The $1.7 trillion hedge-fund industry is reeling from the worst financial crisis since the Great Depression, as stocks, corporate bonds and real estate prices have all tumbled. Funds have lost an average of 19.3 percent this year, as measured by a daily index compiled by Chicago-based Hedge Fund Research Inc. Firms including Blue Mountain Capital Management LLC and Deephaven Capital Management LLC have frozen funds after being hit by a surge in redemptions.
“The market backdrop we have is the worst in a modern generation’s memory,” Peter Clarke, chief executive officer of London-based Man Group Plc, the world’s largest publicly traded hedge-fund manager, said in a conference call today.
Mary Beth Glover, a spokeswoman for San Francisco-based Farallon, declined to comment.
The firm, founded by Thomas Steyer, invests in assets from stocks to distressed debt and real estate. The main fund has climbed an average of 14.6 percent annually for the past 22 years, compared with about 9 percent for the Standard & Poor’s 500 Index. It has never had a losing year.
Lehman Effect
Steyer, 51, worked on Goldman Sachs Group Inc.’s merger arbitrage desk under Robert Rubin, the former Treasury secretary and senior counselor for Citigroup Inc., before joining San Francisco-based Hellman & Friedman in 1986. There, he ran a portfolio that invested in the stocks of merging companies, much like what he had done at Goldman. That fund became Farallon.
Farallon, like many hedge funds, posted its largest monthly losses for 2008 in September and October. After Lehman Brothers Holdings Inc. filed for bankruptcy in September, credit markets froze and stocks plunged. The Securities and Exchange Commission also temporarily banned the short sale of about 15 percent of stocks in the Standard & Poor’s 500 Index, limiting investors’ ability to benefit from falling prices.
Farallon raised $750 million earlier this year to buy troubled securities.

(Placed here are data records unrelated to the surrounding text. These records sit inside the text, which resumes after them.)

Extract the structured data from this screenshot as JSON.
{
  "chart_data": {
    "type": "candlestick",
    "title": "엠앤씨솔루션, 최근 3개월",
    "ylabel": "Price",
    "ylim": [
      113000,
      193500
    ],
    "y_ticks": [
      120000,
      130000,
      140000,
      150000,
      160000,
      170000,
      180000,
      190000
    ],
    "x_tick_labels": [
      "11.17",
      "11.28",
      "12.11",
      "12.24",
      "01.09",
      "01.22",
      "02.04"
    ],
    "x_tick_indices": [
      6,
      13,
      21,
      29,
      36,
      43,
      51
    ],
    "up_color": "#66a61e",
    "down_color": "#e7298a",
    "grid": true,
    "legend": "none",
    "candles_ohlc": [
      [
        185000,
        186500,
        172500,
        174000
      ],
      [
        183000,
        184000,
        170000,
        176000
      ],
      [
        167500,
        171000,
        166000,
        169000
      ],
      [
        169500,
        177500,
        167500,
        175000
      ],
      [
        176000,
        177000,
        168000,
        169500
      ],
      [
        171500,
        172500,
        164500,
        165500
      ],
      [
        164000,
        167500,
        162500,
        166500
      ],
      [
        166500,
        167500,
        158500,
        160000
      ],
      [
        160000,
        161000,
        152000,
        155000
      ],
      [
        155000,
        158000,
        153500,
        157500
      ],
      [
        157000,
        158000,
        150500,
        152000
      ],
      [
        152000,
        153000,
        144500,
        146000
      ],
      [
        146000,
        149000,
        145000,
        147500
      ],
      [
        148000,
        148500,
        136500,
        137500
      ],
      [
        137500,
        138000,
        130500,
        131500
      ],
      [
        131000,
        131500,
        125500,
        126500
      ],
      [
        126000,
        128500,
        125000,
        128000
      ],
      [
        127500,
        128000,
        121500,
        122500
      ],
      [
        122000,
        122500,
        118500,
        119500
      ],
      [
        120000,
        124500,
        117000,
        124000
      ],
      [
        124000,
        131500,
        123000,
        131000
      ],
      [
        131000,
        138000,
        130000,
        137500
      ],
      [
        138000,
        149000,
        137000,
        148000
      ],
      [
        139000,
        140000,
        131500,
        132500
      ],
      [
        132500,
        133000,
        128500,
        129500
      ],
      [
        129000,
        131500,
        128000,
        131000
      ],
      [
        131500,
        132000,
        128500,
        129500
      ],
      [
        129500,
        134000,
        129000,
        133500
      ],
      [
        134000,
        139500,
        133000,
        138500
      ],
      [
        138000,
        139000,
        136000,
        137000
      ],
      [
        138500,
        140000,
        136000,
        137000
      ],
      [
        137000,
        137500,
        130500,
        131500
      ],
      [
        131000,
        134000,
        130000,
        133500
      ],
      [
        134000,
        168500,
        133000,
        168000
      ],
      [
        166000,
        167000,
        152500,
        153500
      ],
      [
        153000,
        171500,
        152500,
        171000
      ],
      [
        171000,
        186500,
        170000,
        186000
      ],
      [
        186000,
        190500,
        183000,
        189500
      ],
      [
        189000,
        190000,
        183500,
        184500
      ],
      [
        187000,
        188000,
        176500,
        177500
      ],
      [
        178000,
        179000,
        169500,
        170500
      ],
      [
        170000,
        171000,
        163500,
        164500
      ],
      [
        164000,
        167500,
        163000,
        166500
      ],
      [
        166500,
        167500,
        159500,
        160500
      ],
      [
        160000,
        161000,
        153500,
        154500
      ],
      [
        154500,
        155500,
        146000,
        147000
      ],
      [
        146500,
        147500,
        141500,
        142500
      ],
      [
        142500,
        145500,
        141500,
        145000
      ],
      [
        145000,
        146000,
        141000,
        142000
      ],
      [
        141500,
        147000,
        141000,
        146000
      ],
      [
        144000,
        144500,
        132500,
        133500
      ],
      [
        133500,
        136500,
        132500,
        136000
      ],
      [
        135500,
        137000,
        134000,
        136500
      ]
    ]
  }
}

The firm told six outside hedge-fund firms that manage money on its behalf that it would take back about $150 million in capital. The managers, who ran about $650 million for Farallon at the start of the year, have posted returns between zero percent and a loss of 40 percent this year, the people said.
The smaller Farallon Capital Offshore Investors Inc. fund lost 28.3 percent his year through October. That fund ended September with about 39 percent of assets in investments that they consider undervalued, primarily stocks, and 30 percent in credit securities such as loans and bonds, according to a report sent to investors.